You have published on cross-border trade friction and port logistics costs. Is the same problem present at the border?

It is basically the same problem, different mechanics. Moving agricultural goods across a border requires documentation that satisfies customs authorities, regulatory standards, and the compliance requirements of the buyer on the other side. When those documentation systems are manual, fragmented, or inconsistent, everything slows down and everything costs more. Demurrage charges accumulate. Broker performance varies wildly with no standardised way to measure it. Compliance errors compound at volume.

The popular assumption is that tariffs are the primary barrier to agricultural trade. In my experience, and in what I have found through research, the paperwork creates more practical friction than the tariff rate itself. A ten percent tariff is a known cost that can be priced into a transaction. A three-week delay at port because documentation was incomplete is an unknown cost that cannot. Rebuilding agricultural trade means rebuilding the documentation and data systems that underpin it, and that work has barely started in most markets.

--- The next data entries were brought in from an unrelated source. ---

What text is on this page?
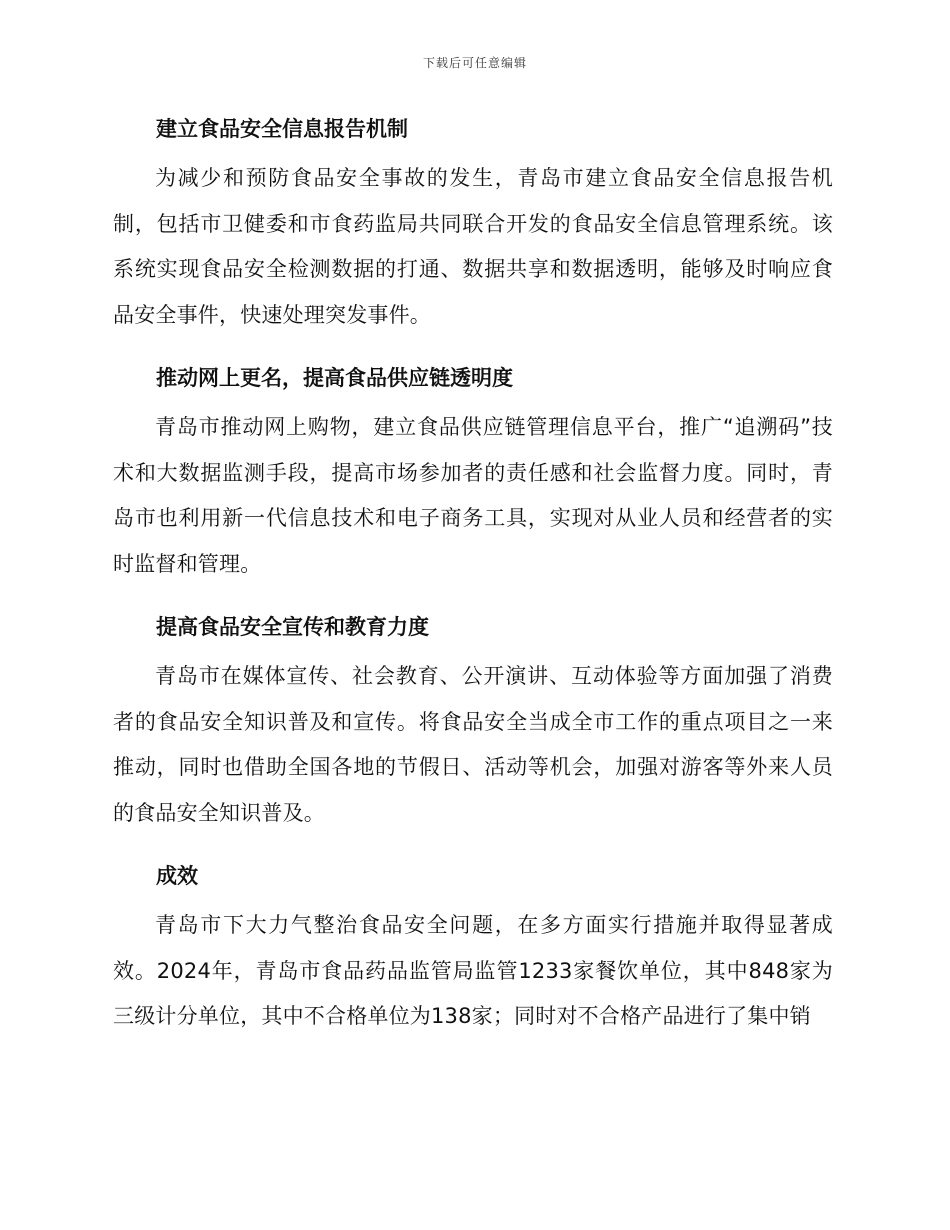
下载后可任意编辑
建立食品安全信息报告机制

为减少和预防食品安全事故的发生，青岛市建立食品安全信息报告机制，包括市卫健委和市食药监局共同联合开发的食品安全信息管理系统。该系统实现食品安全检测数据的打通、数据共享和数据透明，能够及时响应食品安全事件，快速处理突发事件。

推动网上更名，提高食品供应链透明度

青岛市推动网上购物，建立食品供应链管理信息平台，推广“追溯码”技术和大数据监测手段，提高市场参加者的责任感和社会监督力度。同时，青岛市也利用新一代信息技术和电子商务工具，实现对从业人员和经营者的实时监督和管理。

提高食品安全宣传和教育力度

青岛市在媒体宣传、社会教育、公开演讲、互动体验等方面加强了消费者的食品安全知识普及和宣传。将食品安全当成全市工作的重点项目之一来推动，同时也借助全国各地的节假日、活动等机会，加强对游客等外来人员的食品安全知识普及。

成效

青岛市下大力气整治食品安全问题，在多方面实行措施并取得显著成效。2024年，青岛市食品药品监管局监管1233家餐饮单位，其中848家为三级计分单位，其中不合格单位为138家；同时对不合格产品进行了集中销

You are describing problems in emerging markets. Do these apply in developed economies as well?

Across different markets, the severity is different. Yet, the structure is remarkably similar. Any agricultural supply chain where visibility degrades as you move upstream from the retailer or processor toward the farm gate faces a version of this problem. Any system that depends on fragmented supplier bases, manual procurement, or broker networks without standardised performance metrics carries the same friction. In developed economies this friction tends to be hidden during stable periods and then surfaces rapidly under stress, when input costs spike, when trade routes are disrupted, when a supply chain that appeared resilient turns out to have been merely undisturbed.

The reason I have spent time publishing on these problems, rather than only working on them commercially, is that the underlying systems challenge travels across contexts. A predictive procurement model that reduces waste in one fragmented agricultural supply chain solves for the same structural failure wherever that failure appears. The data environments look different. The architecture of the problem does not change.

Where does this go? What would it take for agricultural trade infrastructure to catch up with the policy ambition around it?

It requires treating the data and documentation layer as primary rather than as something that will sort itself out once enough money is flowing. That means procurement systems that give supply chain planners real visibility into what is available, where, and at what capacity. It means documentation infrastructure that makes a farmer or supplier verifiable to a financial institution without requiring them to navigate systems designed for a completely different kind of counterparty. It means cross-border systems where compliance and verification are built into the transaction rather than bolted on afterward.

None of this is technologically exotic. These capabilities exist in other industries. The question is whether the agricultural sector, and the governments investing in it, will treat the infrastructure layer with the same seriousness they treat the policy layer. If they do, the billions being spent on trade promotion, supply chain security, and farmer support will deliver what they promise. If they do not, agricultural trade will continue to underperform its potential, and the explanation will be the same one it has been for years: the systems needed to execute were never in place. That is the gap I have spent my career working inside, and it remains, in my view, the most consequential unsolved problem in agricultural commerce.